Irma Leopold’s rescue therefore seems to be of more signficance for how it catalyses other relationships and reveals the latent hysteria in the College. It seems as though once she has been reacted to, her usefulness ends, and she is duly packed away in a carriage to be married off to an unnamed aristocrat and live happily ever after in the margins of the text.

One of the most significant ‘disappearances’ of the novel is that of the indigenous inhabitants of the region - the Wurundjeri tribe of the Kulin nation. There is a handful of references to a ‘black tracker’ assisting in the search for the girls, but that’s about it. Nevertheless, the Wurundjeri dreaming is there, encoded anonymously in the text. At the end, as Mrs Appleyard commits sucide by throwing herself off the monolith and onto the jagged rocks below, she is watched by an eagle and a black spider. The eagle is Bunjil, the Wurundjeri creator spirit, watching over the final resolution of the great ‘pattern’ which was set in motion by the girls’ disappearance.

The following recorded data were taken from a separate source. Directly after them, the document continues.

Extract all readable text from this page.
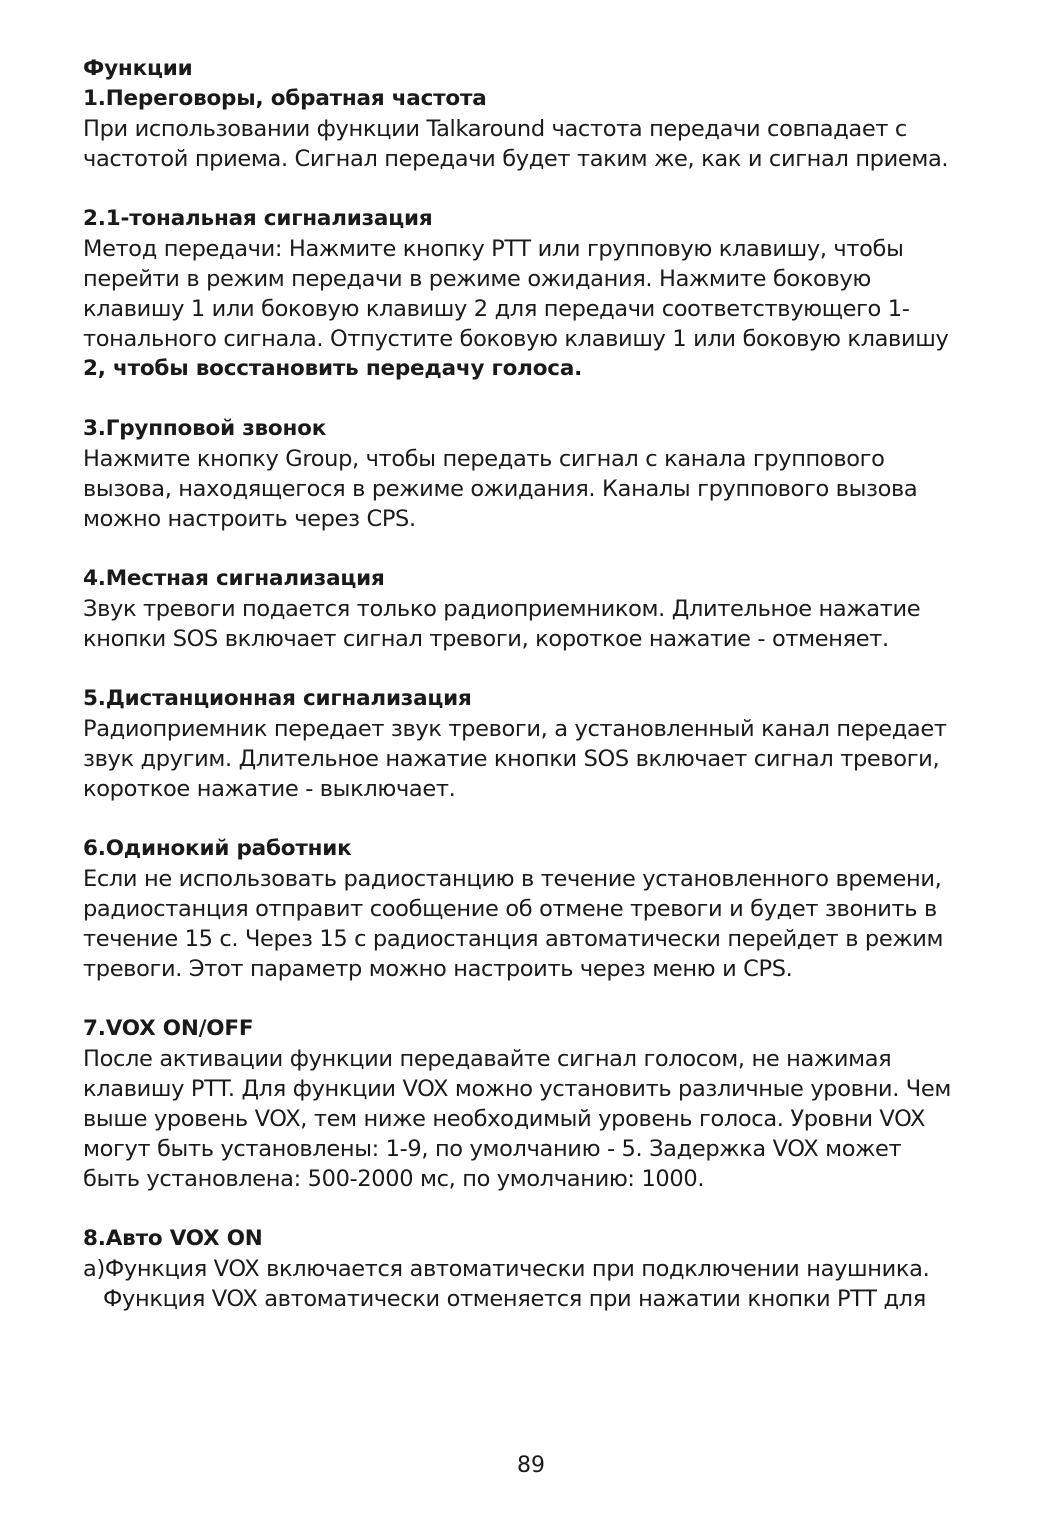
Функции

1.Переговоры, обратная частота

При использовании функции Talkaround частота передачи совпадает с

частотой приема. Сигнал передачи будет таким же, как и сигнал приема.

2.1-тональная сигнализация

Метод передачи: Нажмите кнопку PTT или групповую клавишу, чтобы

перейти в режим передачи в режиме ожидания. Нажмите боковую

клавишу 1 или боковую клавишу 2 для передачи соответствующего 1-

тонального сигнала. Отпустите боковую клавишу 1 или боковую клавишу

2, чтобы восстановить передачу голоса.

3.Групповой звонок

Нажмите кнопку Group, чтобы передать сигнал с канала группового

вызова, находящегося в режиме ожидания. Каналы группового вызова

можно настроить через CPS.

4.Местная сигнализация

Звук тревоги подается только радиоприемником. Длительное нажатие

кнопки SOS включает сигнал тревоги, короткое нажатие - отменяет.

5.Дистанционная сигнализация

Радиоприемник передает звук тревоги, а установленный канал передает

звук другим. Длительное нажатие кнопки SOS включает сигнал тревоги,

короткое нажатие - выключает.

6.Одинокий работник

Если не использовать радиостанцию в течение установленного времени,

радиостанция отправит сообщение об отмене тревоги и будет звонить в

течение 15 с. Через 15 с радиостанция автоматически перейдет в режим

тревоги. Этот параметр можно настроить через меню и CPS.

7.VOX ON/OFF

После активации функции передавайте сигнал голосом, не нажимая

клавишу PTT. Для функции VOX можно установить различные уровни. Чем

выше уровень VOX, тем ниже необходимый уровень голоса. Уровни VOX

могут быть установлены: 1-9, по умолчанию - 5. Задержка VOX может

быть установлена: 500-2000 мс, по умолчанию: 1000.

8.Авто VOX ON

а)Функция VOX включается автоматически при подключении наушника.

Функция VOX автоматически отменяется при нажатии кнопки PTT для

89
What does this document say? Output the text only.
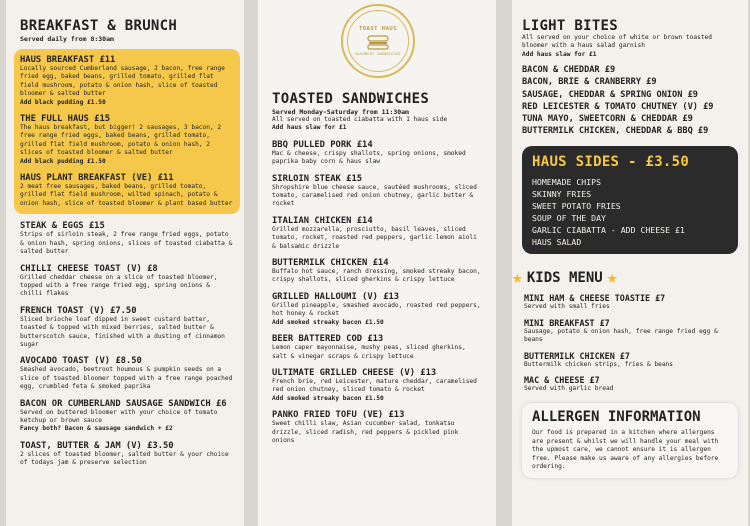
BREAKFAST & BRUNCH
Served daily from 8:30am
HAUS BREAKFAST £11
Locally sourced Cumberland sausage, 2 bacon, free range fried egg, baked beans, grilled tomato, grilled flat field mushroom, potato & onion hash, slice of toasted bloomer & salted butter
Add black pudding £1.50
THE FULL HAUS £15
The haus breakfast, but bigger! 2 sausages, 3 bacon, 2 free range fried eggs, baked beans, grilled tomato, grilled flat field mushroom, potato & onion hash, 2 slices of toasted bloomer & salted butter
Add black pudding £1.50
HAUS PLANT BREAKFAST (VE) £11
2 meat free sausages, baked beans, grilled tomato, grilled flat field mushroom, wilted spinach, potato & onion hash, slice of toasted bloomer & plant based butter
STEAK & EGGS £15
Strips of sirloin steak, 2 free range fried eggs, potato & onion hash, spring onions, slices of toasted ciabatta & salted butter
CHILLI CHEESE TOAST (V) £8
Grilled cheddar cheese on a slice of toasted bloomer, topped with a free range fried egg, spring onions & chilli flakes
FRENCH TOAST (V) £7.50
Sliced brioche loaf dipped in sweet custard batter, toasted & topped with mixed berries, salted butter & butterscotch sauce, finished with a dusting of cinnamon sugar
AVOCADO TOAST (V) £8.50
Smashed avocado, beetroot houmous & pumpkin seeds on a slice of toasted bloomer topped with a free range poached egg, crumbled feta & smoked paprika
BACON OR CUMBERLAND SAUSAGE SANDWICH £6
Served on buttered bloomer with your choice of tomato ketchup or brown sauce
Fancy both? Bacon & sausage sandwich + £2
TOAST, BUTTER & JAM (V) £3.50
2 slices of toasted bloomer, salted butter & your choice of todays jam & preserve selection
TOAST HAUS
BLOOMERY SANDWICHES
TOASTED SANDWICHES
Served Monday-Saturday from 11:30am
All served on toasted ciabatta with 1 haus side
Add haus slaw for £1
BBQ PULLED PORK £14
Mac & cheese, crispy shallots, spring onions, smoked paprika baby corn & haus slaw
SIRLOIN STEAK £15
Shropshire blue cheese sauce, sautéed mushrooms, sliced tomato, caramelised red onion chutney, garlic butter & rocket
ITALIAN CHICKEN £14
Grilled mozzarella, prosciutto, basil leaves, sliced tomato, rocket, roasted red peppers, garlic lemon aioli & balsamic drizzle
BUTTERMILK CHICKEN £14
Buffalo hot sauce, ranch dressing, smoked streaky bacon, crispy shallots, sliced gherkins & crispy lettuce
GRILLED HALLOUMI (V) £13
Grilled pineapple, smashed avocado, roasted red peppers, hot honey & rocket
Add smoked streaky bacon £1.50
BEER BATTERED COD £13
Lemon caper mayonnaise, mushy peas, sliced gherkins, salt & vinegar scraps & crispy lettuce
ULTIMATE GRILLED CHEESE (V) £13
French brie, red Leicester, mature cheddar, caramelised red onion chutney, sliced tomato & rocket
Add smoked streaky bacon £1.50
PANKO FRIED TOFU (VE) £13
Sweet chilli slaw, Asian cucumber salad, tonkatsu drizzle, sliced radish, red peppers & pickled pink onions
LIGHT BITES
All served on your choice of white or brown toasted bloomer with a haus salad garnish
Add haus slaw for £1
BACON & CHEDDAR £9
BACON, BRIE & CRANBERRY £9
SAUSAGE, CHEDDAR & SPRING ONION £9
RED LEICESTER & TOMATO CHUTNEY (V) £9
TUNA MAYO, SWEETCORN & CHEDDAR £9
BUTTERMILK CHICKEN, CHEDDAR & BBQ £9
HAUS SIDES - £3.50
HOMEMADE CHIPS
SKINNY FRIES
SWEET POTATO FRIES
SOUP OF THE DAY
GARLIC CIABATTA - ADD CHEESE £1
HAUS SALAD
★ KIDS MENU ★
MINI HAM & CHEESE TOASTIE £7
Served with small fries
MINI BREAKFAST £7
Sausage, potato & onion hash, free range fried egg & beans
BUTTERMILK CHICKEN £7
Buttermilk chicken strips, fries & beans
MAC & CHEESE £7
Served with garlic bread
ALLERGEN INFORMATION
Our food is prepared in a kitchen where allergens are present & whilst we will handle your meal with the upmost care, we cannot ensure it is allergen free. Please make us aware of any allergies before ordering.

I find it interesting, though not unsurprising, that the only teacher to disappear is the one who insists most steadfastly on logic, science and mathematics – the dry-as-dust middle-aged Scottish spinster Miss Greta McCraw. She is last seen climbing the rock without her skirt, clad only in her voluminous Victorian knickers, something so scandalous that Edith Norton can only refer to it in shocked, giggling whispers. In the Secret Chapter she changes into a crustacean-like animal in order to better pass through into the Wurundjeri Dreaming – she is in fact the first one to make the journey, with the girls following her lead. So rationality is distorted, transformed, and eventually swallowed by the mystery of the Rock.


Ultimately, everything disappears: truth, time, youth, love, gender, class, race, and reason. All that remains is the power of the land, and our bones in it, and its bones in us. Picnic At Hanging Rock remains for me one of the most evocative explorations of this power, and well worth appreciating anew.